Daily Rant
Blacklava is a company that makes t-shirts and other goods with messages reflecting the state of the Asian American community. One shirt I want in particular is one titled SWM (single white male). It happens to be a personal ad for a single white male looking for a single asian female to be the quiet, submissive, obedient type that does not speak good English. Here is the description regarding the shirt on the website:
Description:
SWM T-Shirt
Written by:Traci Akemi Kato Kiriyama
I'm not talkin' about love.Once two people meet, get together, have kids, get married, whatever, let's hope they're in love. I'm talkin' about-WHY-a White man would be in search of an Asian woman in the first place-WHY-we're surrounded by the stats showing the high and rising numbers of Asian females marrying Anglo males. It's Not coincidence. It's growing up seeing Asian women as domestic damsels in distress. Dependable, obedient little exotic flowers serving every sexual need of their white knight. It's the Asian woman growing up in a cocoon of White heroes. It's on t.v., the letterboxed screen, in the magazine, on that bathroom wall, in the high school textbook, the teenage romance novel. I think about what I wanted growing up - I think about my self-hate - I think about my fantasies full of Hollywood-white celebrities - But most importantly, I now understand -WHY-
I didn't have the luxury of growing up with handsome Asian men with their sexiness and power and prowlness. No. These Asian guys and the images I grew up with were the asexual nerds ala Long Duck Dong of John Hughes' "Sixteen Candles". Sure you saw Jet Li, Jackie Chan and Bruce Lee fight off the villians but do you ever see them make out and make love? It was all about Lief Garrett, Shawn Cassidy, Kirk Cameron, Michael J. Fox, Ashton Kunter, insert your Tiger Beat sweetheart cover boy here. These were the guys that we Asian women fell for when we were teens. We saw our own as too possessive or too backwards or too nerdy or too fobby and not American enough. We went for the blond hair and blue eyes and shunned away the thick dark brown almost jet black hair and looked away at the dark brown eyes. We not only wanted white knights but we wanted our knights to have white skin, not brown skin or skin with yellow undertones. We were even willing to give up a part of ourselves and our heritage, to break away from the traditions that bind us, to change our names that we were born with- Nguyen, Chang, Patel, Murimoto, San Juan to names like Smith, Jones, Johnson, Taylor, Adams.

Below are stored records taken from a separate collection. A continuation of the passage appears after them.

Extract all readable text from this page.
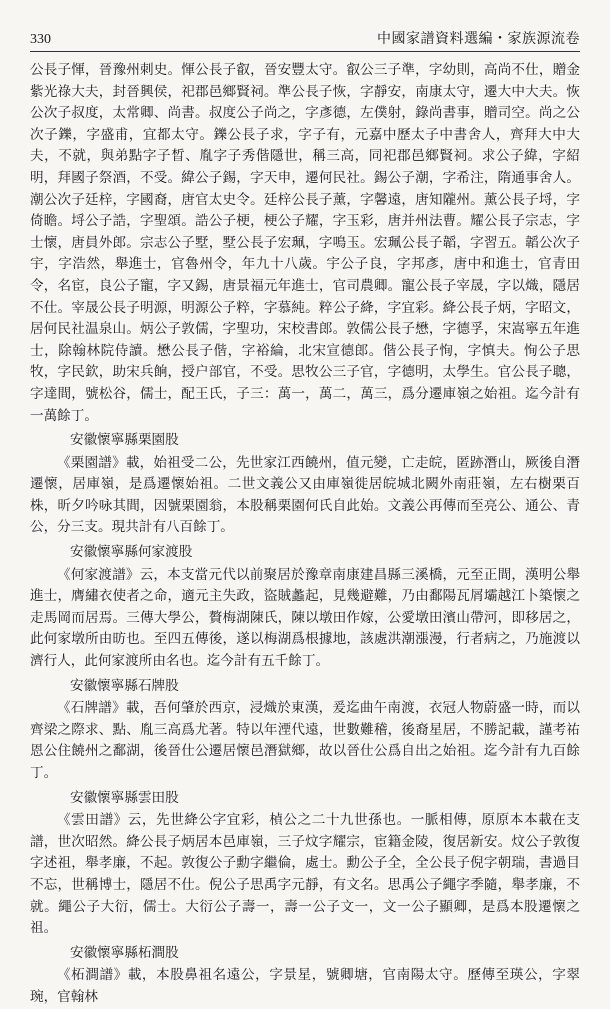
330	中國家譜資料選編・家族源流卷

公長子惲，晉豫州刺史。惲公長子叡，晉安豐太守。叡公三子準，字幼則，高尚不仕，贈金紫光祿大夫，封晉興侯，祀郡邑鄉賢祠。準公長子恢，字靜安，南康太守，遷大中大夫。恢公次子叔度，太常卿、尚書。叔度公子尚之，字彥德，左僕射，錄尚書事，贈司空。尚之公次子鑠，字盛甫，宜都太守。鑠公長子求，字子有，元嘉中歷太子中書舍人，齊拜大中大夫，不就，與弟點字子晳、胤字子秀偕隱世，稱三高，同祀郡邑鄉賢祠。求公子緯，字紹明，拜國子祭酒，不受。緯公子錫，字天申，遷何民社。錫公子潮，字希注，隋通事舍人。潮公次子廷梓，字國裔，唐官太史令。廷梓公長子薰，字馨遠，唐知隴州。薰公長子埒，字倚瞻。埒公子誥，字聖頌。誥公子梗，梗公子耀，字玉彩，唐并州法曹。耀公長子宗志，字士懷，唐員外郎。宗志公子墅，墅公長子宏珮，字鳴玉。宏珮公長子韜，字習五。韜公次子宇，字浩然，舉進士，官魯州令，年九十八歲。宇公子良，字邦彥，唐中和進士，官青田令，名宦，良公子寵，字又錫，唐景福元年進士，官司農卿。寵公長子宰晟，字以熾，隱居不仕。宰晟公長子明源，明源公子粹，字慕純。粹公子絳，字宜彩。絳公長子炳，字昭文，居何民社温泉山。炳公子敦儒，字聖功，宋校書郎。敦儒公長子懋，字德孚，宋嵩寧五年進士，除翰林院侍讀。懋公長子偕，字裕綸，北宋宣德郎。偕公長子恂，字慎夫。恂公子思牧，字民欽，助宋兵餉，授户部官，不受。思牧公三子官，字德明，太學生。官公長子聰，字達間，號松谷，儒士，配王氏，子三：萬一，萬二，萬三，爲分遷庫嶺之始祖。迄今計有一萬餘丁。

安徽懷寧縣栗園股

《栗園譜》載，始祖受二公，先世家江西饒州，值元變，亡走皖，匿跡潛山，厥後自潛遷懷，居庫嶺，是爲遷懷始祖。二世文義公又由庫嶺徙居皖城北闕外南莊嶺，左右樹栗百株，昕夕吟咏其間，因號栗園翁，本股稱栗園何氏自此始。文義公再傳而至亮公、通公、青公，分三支。現共計有八百餘丁。

安徽懷寧縣何家渡股

《何家渡譜》云，本支當元代以前聚居於豫章南康建昌縣三溪橋，元至正間，漢明公舉進士，膺繡衣使者之命，適元主失政，盜賊蠡起，見幾避難，乃由鄱陽瓦屑壩越江卜築懷之走馬岡而居焉。三傳大學公，贅梅湖陳氏，陳以墩田作嫁，公愛墩田濱山帶河，即移居之，此何家墩所由昉也。至四五傳後，遂以梅湖爲根據地，該處洪潮漲漫，行者病之，乃施渡以濟行人，此何家渡所由名也。迄今計有五千餘丁。

安徽懷寧縣石牌股

《石牌譜》載，吾何肇於西京，浸熾於東漢，爰迄曲午南渡，衣冠人物蔚盛一時，而以齊梁之際求、點、胤三高爲尤著。特以年湮代遠，世數難稽，後裔星居，不勝記載，謹考祐恩公住饒州之鄱湖，後晉仕公遷居懷邑潛獄鄉，故以晉仕公爲自出之始祖。迄今計有九百餘丁。

安徽懷寧縣雲田股

《雲田譜》云，先世絳公字宜彩，楨公之二十九世孫也。一脈相傳，原原本本載在支譜，世次昭然。絳公長子炳居本邑庫嶺，三子炆字耀宗，宦籍金陵，復居新安。炆公子敦復字述祖，舉孝廉，不起。敦復公子勳字繼倫，處士。勳公子全，全公長子倪字朝瑞，書過目不忘，世稱博士，隱居不仕。倪公子思禹字元靜，有文名。思禹公子繩字季隨，舉孝廉，不就。繩公子大衍，儒士。大衍公子壽一，壽一公子文一，文一公子顯卿，是爲本股遷懷之祖。

安徽懷寧縣柘澗股

《柘澗譜》載，本股鼻祖名遠公，字景星，號卿塘，官南陽太守。歷傳至瑛公，字翠琬，官翰林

Though I am American, I still am Filipino. There is no denying it. Even if I were to marry out and take an American last name, I would still be Filipino. But for so long, my reality was to be as American as I can so that I can succeed. Yet, at the same time in doing this, I felt cheated out of my rich Filipino heritage. I want to preserve it, to keep it. I will still keep my last name no matter what. It will always be a part of me. And what I want to pass on...what I truly want...does it exist? Can it happen? Or is my reality as a successful Asian American woman is one where marrying a white male is my only option?